In summary the DNA is TRANSCRIBED into mRNA which is then translated into the protein.
The protein synthesis process is initiated by an RNA polymerase which recognises a specific DNA sequence at the 5’ end of the gene. The gene is opened up, the 2 DNA strands separating for a short distance and then the DNA code is transcribed into a single stranded mRNA molecule complementary to the DNA strand. As the RNA is transcribed the DNA strands reassociate behind it. DNA sense strand acts as template and is ‘transcribed’ into messenger RNA (mirror image of the DNA but Uracil instead of Thymine) Transcription is terminated when a stop codon is reached. The mRNA is then modified so that the sequences that are transcribed from introns are spliced out and the sequences that are transcribed from exons are joined together to produce mature RNA. The RNA then diffuses into the cytoplasm to a ribosome. The mRNA is translated into a protein by transfer RNA molecules. Introns are sliced out of the sequence
mRNA leaves the nucleus and enters the cytoplasm. It undergoes a number of structural changes including the attachment of a special nucleotide to the 5’ end, capping the molecule and a poly (A) tail to the 3’ end (polyadenylation). The ribosomes attach to the mRNA and move along its length ensuring the correct amino acid, for each codon, is added to a growing chain of amino acids which forms the resulting protein.
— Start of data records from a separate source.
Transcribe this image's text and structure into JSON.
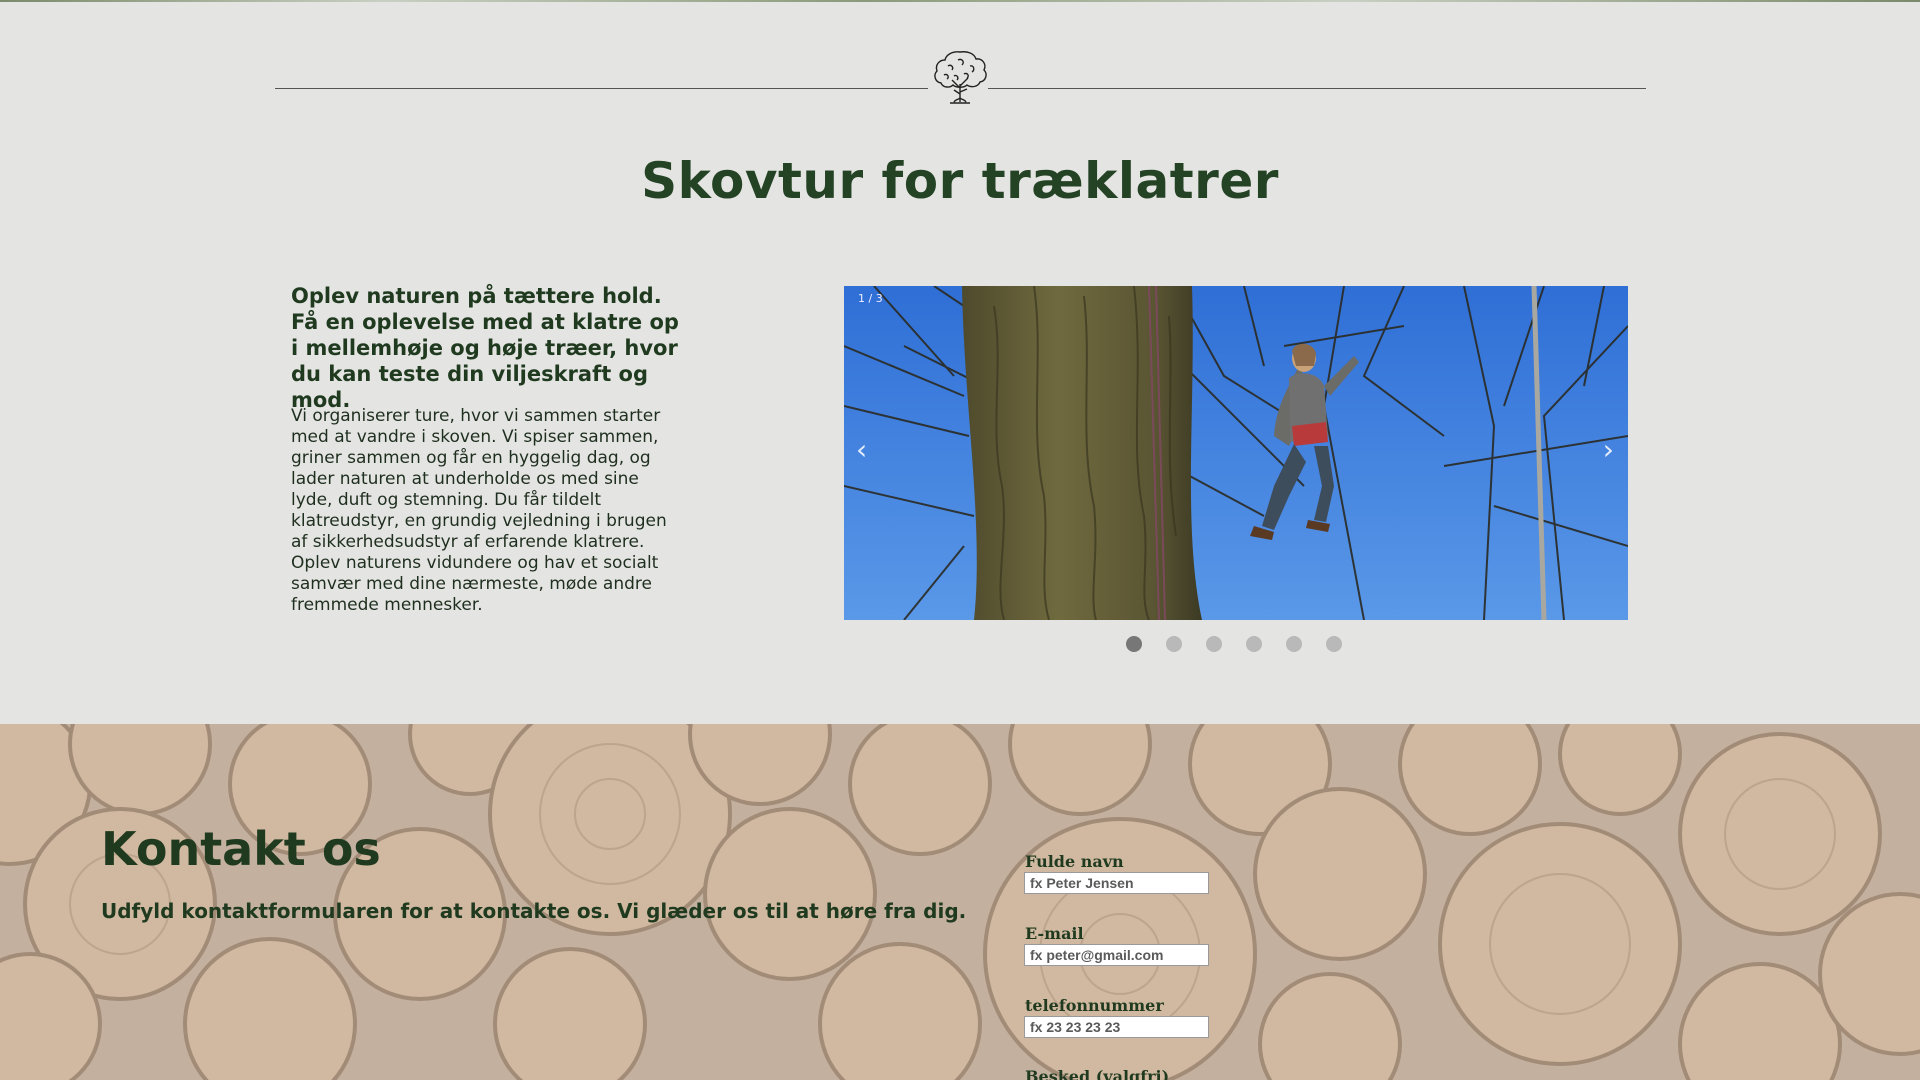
{
  "page": {
    "title": "Skovtur for træklatrer",
    "intro_lead": "Oplev naturen på tættere hold. Få en oplevelse med at klatre op i mellemhøje og høje træer, hvor du kan teste din viljeskraft og mod.",
    "intro_body": "Vi organiserer ture, hvor vi sammen starter med at vandre i skoven. Vi spiser sammen, griner sammen og får en hyggelig dag, og lader naturen at underholde os med sine lyde, duft og stemning. Du får tildelt klatreudstyr, en grundig vejledning i brugen af sikkerhedsudstyr af erfarende klatrere. Oplev naturens vidundere og hav et socialt samvær med dine nærmeste, møde andre fremmede mennesker."
  },
  "slideshow": {
    "counter": "1 / 3",
    "prev_icon": "chevron-left-icon",
    "next_icon": "chevron-right-icon",
    "prev_glyph": "‹",
    "next_glyph": "›",
    "dot_count": 6,
    "active_dot": 0
  },
  "contact": {
    "title": "Kontakt os",
    "subtitle": "Udfyld kontaktformularen for at kontakte os. Vi glæder os til at høre fra dig.",
    "fields": [
      {
        "label": "Fulde navn",
        "placeholder": "fx Peter Jensen"
      },
      {
        "label": "E-mail",
        "placeholder": "fx peter@gmail.com"
      },
      {
        "label": "telefonnummer",
        "placeholder": "fx 23 23 23 23"
      },
      {
        "label": "Besked (valgfri)"
      }
    ]
  },
  "colors": {
    "background": "#e4e4e2",
    "heading_green": "#244224",
    "text_green": "#1f3a1f",
    "dot_inactive": "#b9b9b9",
    "dot_active": "#777777"
  }
}
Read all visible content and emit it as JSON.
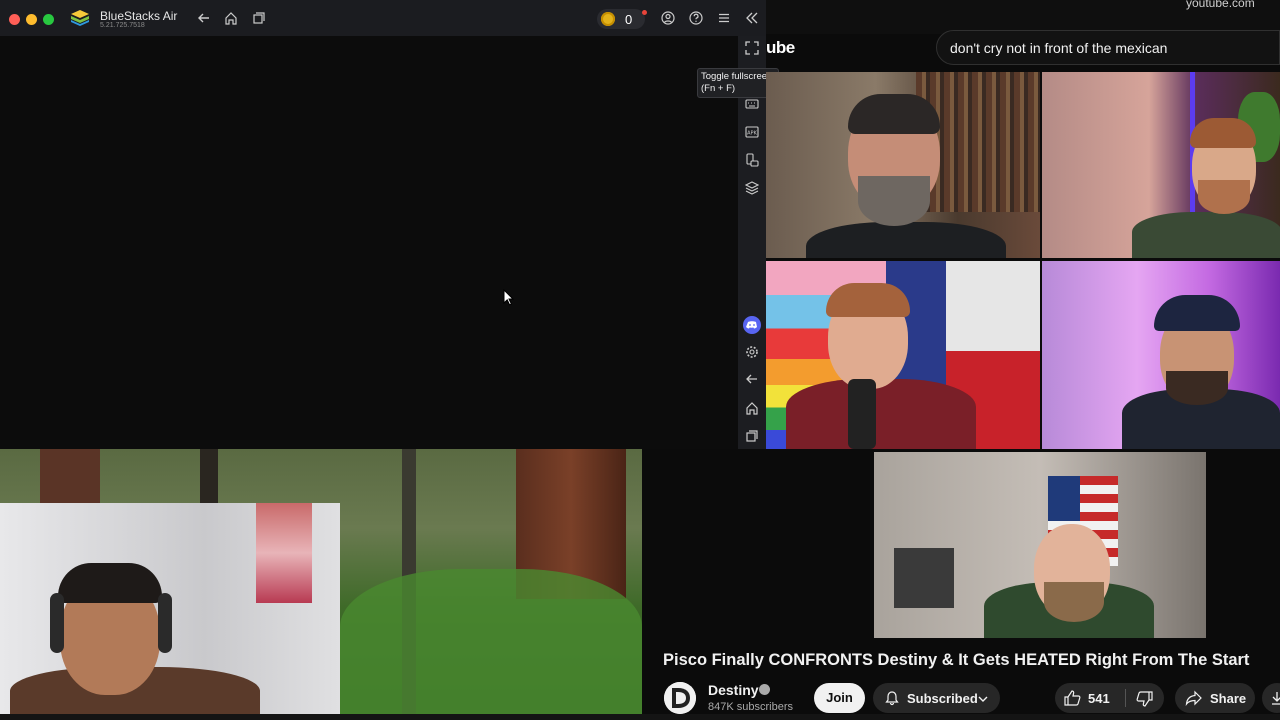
{
  "bluestacks": {
    "app_title": "BlueStacks Air",
    "version": "5.21.725.7518",
    "coin_count": "0",
    "tooltip_line1": "Toggle fullscreen",
    "tooltip_line2": "(Fn + F)"
  },
  "browser": {
    "url": "youtube.com"
  },
  "youtube": {
    "logo_fragment": "ube",
    "search_query": "don't cry not in front of the mexican",
    "video_title": "Pisco Finally CONFRONTS Destiny & It Gets HEATED Right From The Start",
    "channel_name": "Destiny",
    "subscribers": "847K subscribers",
    "join_label": "Join",
    "subscribed_label": "Subscribed",
    "like_count": "541",
    "share_label": "Share"
  },
  "colors": {
    "accent_discord": "#5865f2",
    "coin": "#e3b21b",
    "youtube_bg": "#0f0f0f"
  }
}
Very little of our total DNA actually encodes for protein. Only about 5% and there is very little variation from person to person. About 95% of our DNA is called JUNK DNA. This includes the introns of genes, the non-coding sequences and also the non-coding sequences between genes. The junk DNA includes repetitive sequences such as micro and minisatellites which vary greatly between individuals - allowing DNA fingerprinting.